COLM KEENA
Authorities in Germany have increased the scope of their investigation into Ryanair’s relationship with some of its pilots.
After the opening of an investigation last May, which involved raids on the apartments of three Ryanair pilots, the inquiry has grown to include about 50 pilots who fly with the airline but who are not officially Ryanair employees, registered instead with the UK agency Brookfield Aviation Limited.
According to the Süddeutsche Zeitung daily, German welfare authorities have now come on board to investigate whether the pilots really are self-employed.

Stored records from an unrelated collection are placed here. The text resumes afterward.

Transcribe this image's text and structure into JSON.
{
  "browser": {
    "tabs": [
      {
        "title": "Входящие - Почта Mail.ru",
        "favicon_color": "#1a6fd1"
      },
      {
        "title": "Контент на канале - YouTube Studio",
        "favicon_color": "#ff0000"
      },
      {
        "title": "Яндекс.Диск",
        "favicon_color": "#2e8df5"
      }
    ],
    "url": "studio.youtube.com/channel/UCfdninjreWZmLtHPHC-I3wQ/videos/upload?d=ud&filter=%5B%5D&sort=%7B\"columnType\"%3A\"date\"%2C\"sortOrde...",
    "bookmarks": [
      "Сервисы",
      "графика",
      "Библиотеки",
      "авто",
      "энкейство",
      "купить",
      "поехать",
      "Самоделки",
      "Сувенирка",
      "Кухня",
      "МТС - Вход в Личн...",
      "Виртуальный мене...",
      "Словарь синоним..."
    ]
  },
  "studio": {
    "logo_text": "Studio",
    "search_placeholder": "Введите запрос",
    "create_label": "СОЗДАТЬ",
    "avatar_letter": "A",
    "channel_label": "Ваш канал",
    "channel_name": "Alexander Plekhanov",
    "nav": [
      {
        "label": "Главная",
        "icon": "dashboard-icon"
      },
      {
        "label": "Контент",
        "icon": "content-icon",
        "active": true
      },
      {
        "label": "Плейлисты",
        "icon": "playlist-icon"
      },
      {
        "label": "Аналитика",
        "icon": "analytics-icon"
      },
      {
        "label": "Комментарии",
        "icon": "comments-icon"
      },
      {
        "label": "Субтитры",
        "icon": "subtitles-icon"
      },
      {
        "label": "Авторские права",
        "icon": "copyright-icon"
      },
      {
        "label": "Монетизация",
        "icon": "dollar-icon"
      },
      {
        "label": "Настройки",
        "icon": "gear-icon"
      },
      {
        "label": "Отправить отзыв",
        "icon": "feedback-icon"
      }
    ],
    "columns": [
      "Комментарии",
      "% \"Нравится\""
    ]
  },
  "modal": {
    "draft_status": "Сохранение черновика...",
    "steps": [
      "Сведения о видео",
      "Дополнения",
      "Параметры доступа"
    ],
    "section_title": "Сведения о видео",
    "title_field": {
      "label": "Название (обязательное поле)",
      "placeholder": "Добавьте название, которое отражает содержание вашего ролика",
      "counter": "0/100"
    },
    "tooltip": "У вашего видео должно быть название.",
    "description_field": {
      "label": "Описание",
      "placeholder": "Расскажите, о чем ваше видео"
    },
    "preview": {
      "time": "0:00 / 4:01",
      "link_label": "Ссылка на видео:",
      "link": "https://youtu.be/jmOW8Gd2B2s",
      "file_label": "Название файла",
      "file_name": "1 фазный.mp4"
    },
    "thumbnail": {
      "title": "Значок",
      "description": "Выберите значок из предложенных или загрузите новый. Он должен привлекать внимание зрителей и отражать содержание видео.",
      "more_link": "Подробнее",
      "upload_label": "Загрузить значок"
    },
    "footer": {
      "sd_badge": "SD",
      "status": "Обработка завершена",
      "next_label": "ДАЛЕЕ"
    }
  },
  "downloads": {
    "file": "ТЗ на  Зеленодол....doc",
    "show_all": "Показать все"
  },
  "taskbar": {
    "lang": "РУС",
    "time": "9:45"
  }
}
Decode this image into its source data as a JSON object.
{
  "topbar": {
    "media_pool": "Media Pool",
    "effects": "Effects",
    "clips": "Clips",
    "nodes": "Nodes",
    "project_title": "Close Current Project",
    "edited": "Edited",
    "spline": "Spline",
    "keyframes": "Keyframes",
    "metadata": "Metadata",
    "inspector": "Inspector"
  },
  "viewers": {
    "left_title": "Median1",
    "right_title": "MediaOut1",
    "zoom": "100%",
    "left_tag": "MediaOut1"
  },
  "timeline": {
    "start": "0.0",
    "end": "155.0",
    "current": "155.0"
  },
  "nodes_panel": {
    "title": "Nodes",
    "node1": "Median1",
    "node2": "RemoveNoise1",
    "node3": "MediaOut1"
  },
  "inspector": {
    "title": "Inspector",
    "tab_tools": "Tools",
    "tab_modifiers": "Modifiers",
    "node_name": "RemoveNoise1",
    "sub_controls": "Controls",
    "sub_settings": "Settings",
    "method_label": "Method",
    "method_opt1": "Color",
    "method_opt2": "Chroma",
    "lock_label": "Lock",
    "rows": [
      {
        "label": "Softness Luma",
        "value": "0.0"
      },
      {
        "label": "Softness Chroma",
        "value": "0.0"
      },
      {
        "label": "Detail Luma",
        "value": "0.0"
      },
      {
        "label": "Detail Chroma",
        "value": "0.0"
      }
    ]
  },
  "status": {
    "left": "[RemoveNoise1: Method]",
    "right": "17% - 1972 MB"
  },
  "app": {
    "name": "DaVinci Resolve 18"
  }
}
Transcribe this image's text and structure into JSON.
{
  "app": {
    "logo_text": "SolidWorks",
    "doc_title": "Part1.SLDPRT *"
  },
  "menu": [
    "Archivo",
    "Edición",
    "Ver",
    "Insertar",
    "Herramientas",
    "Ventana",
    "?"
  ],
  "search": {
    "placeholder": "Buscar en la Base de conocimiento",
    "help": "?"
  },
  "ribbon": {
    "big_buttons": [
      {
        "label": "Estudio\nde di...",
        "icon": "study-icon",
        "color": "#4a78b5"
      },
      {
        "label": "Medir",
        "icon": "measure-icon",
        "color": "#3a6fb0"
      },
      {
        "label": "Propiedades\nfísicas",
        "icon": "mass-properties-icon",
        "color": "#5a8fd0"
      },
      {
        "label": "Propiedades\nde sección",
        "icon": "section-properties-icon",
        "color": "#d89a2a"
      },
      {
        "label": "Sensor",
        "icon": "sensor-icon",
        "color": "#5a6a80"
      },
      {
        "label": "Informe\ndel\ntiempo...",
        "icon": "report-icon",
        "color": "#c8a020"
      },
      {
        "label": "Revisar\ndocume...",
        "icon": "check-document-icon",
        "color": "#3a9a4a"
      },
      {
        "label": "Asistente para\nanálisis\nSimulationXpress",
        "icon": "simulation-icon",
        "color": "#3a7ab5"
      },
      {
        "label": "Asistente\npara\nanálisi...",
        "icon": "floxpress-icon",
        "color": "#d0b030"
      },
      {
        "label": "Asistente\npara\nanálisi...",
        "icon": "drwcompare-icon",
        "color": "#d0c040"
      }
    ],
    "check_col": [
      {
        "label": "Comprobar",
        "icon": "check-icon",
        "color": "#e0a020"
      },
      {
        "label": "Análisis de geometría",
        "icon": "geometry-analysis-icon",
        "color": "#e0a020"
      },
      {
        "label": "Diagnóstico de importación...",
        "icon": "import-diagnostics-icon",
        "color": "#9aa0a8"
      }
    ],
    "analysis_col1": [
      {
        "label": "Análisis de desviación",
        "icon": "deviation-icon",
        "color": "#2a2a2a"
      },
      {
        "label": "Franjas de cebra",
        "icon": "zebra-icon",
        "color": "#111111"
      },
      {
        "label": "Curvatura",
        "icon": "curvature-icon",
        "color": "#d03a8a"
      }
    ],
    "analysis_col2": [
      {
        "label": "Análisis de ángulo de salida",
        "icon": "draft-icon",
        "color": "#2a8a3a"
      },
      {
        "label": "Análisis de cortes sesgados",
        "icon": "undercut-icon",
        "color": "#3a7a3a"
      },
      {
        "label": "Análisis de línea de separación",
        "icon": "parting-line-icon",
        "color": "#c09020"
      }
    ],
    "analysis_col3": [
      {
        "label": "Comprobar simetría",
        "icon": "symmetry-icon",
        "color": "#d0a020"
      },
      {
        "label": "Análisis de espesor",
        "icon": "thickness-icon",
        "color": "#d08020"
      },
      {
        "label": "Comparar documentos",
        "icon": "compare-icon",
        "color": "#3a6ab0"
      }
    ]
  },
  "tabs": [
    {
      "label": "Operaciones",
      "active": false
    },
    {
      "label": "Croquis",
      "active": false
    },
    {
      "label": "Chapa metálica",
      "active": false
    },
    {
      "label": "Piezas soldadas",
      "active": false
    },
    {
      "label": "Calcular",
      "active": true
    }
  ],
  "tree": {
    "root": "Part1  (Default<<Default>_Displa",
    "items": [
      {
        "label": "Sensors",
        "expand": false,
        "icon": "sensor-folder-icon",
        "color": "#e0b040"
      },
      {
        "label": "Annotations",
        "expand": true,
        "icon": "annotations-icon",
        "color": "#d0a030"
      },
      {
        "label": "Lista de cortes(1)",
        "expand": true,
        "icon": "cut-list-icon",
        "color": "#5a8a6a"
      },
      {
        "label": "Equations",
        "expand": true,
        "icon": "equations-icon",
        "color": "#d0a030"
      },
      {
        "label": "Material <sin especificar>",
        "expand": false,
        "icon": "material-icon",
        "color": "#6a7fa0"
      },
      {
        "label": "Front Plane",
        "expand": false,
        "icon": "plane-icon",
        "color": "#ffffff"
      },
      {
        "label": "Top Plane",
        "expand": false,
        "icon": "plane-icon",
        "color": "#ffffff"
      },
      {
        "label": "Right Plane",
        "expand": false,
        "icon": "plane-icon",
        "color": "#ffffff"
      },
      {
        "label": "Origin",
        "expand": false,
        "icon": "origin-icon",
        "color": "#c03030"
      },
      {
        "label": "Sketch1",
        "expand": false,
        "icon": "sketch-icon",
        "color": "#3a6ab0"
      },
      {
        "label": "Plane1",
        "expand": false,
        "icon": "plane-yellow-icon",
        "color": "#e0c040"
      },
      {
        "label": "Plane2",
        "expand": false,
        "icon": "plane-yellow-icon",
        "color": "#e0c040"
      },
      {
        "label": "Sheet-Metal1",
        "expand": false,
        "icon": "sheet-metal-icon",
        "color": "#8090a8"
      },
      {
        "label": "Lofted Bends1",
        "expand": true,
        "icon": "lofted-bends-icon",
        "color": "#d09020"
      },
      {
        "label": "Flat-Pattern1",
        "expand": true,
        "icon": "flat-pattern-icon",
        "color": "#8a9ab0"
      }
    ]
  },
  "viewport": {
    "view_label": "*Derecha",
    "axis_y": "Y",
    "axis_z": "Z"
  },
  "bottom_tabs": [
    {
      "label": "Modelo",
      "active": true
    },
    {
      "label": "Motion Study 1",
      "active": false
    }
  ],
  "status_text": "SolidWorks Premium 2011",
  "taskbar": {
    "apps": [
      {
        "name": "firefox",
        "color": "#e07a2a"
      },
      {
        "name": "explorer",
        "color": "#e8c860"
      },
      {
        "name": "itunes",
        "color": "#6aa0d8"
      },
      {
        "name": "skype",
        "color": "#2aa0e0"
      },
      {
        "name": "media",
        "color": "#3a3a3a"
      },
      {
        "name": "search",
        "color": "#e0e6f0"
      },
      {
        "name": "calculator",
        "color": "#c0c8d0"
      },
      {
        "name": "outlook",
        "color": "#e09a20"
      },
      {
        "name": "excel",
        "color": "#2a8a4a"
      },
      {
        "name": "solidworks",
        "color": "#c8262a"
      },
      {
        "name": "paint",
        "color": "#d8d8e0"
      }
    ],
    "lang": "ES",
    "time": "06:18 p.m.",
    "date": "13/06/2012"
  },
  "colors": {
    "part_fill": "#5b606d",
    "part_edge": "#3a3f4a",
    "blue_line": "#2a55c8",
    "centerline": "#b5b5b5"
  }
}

In a letter to one pilot, GKV, an umbrella group for Germany’s health insurers, noted the pilot wore a Ryanair uniform, was obliged to be on call 11 months of the year and had no right to refuse shifts. With “no notable self-employed activity” and “full availability” for Brookfield, this left indications of a classic employer-employee relationship, it said.
Majority
A ruling that the pilots were in effect employees could open the door to possible back-payments and fines for unpaid health insurance, social insurance, state pension contributions, unemployment and accident/disability insurance. Ryanair said using contractor pilots was legal and widespread. A request for a comment from Brookfield met with no response.
The Ryanair Pilot Group welcomed the development and said nearly two-thirds operate on agency contracts, the majority of which are provided through Brookfield and involved hundreds of limited companies in the Republic of Ireland used to effectively disguise the true nature of the employment.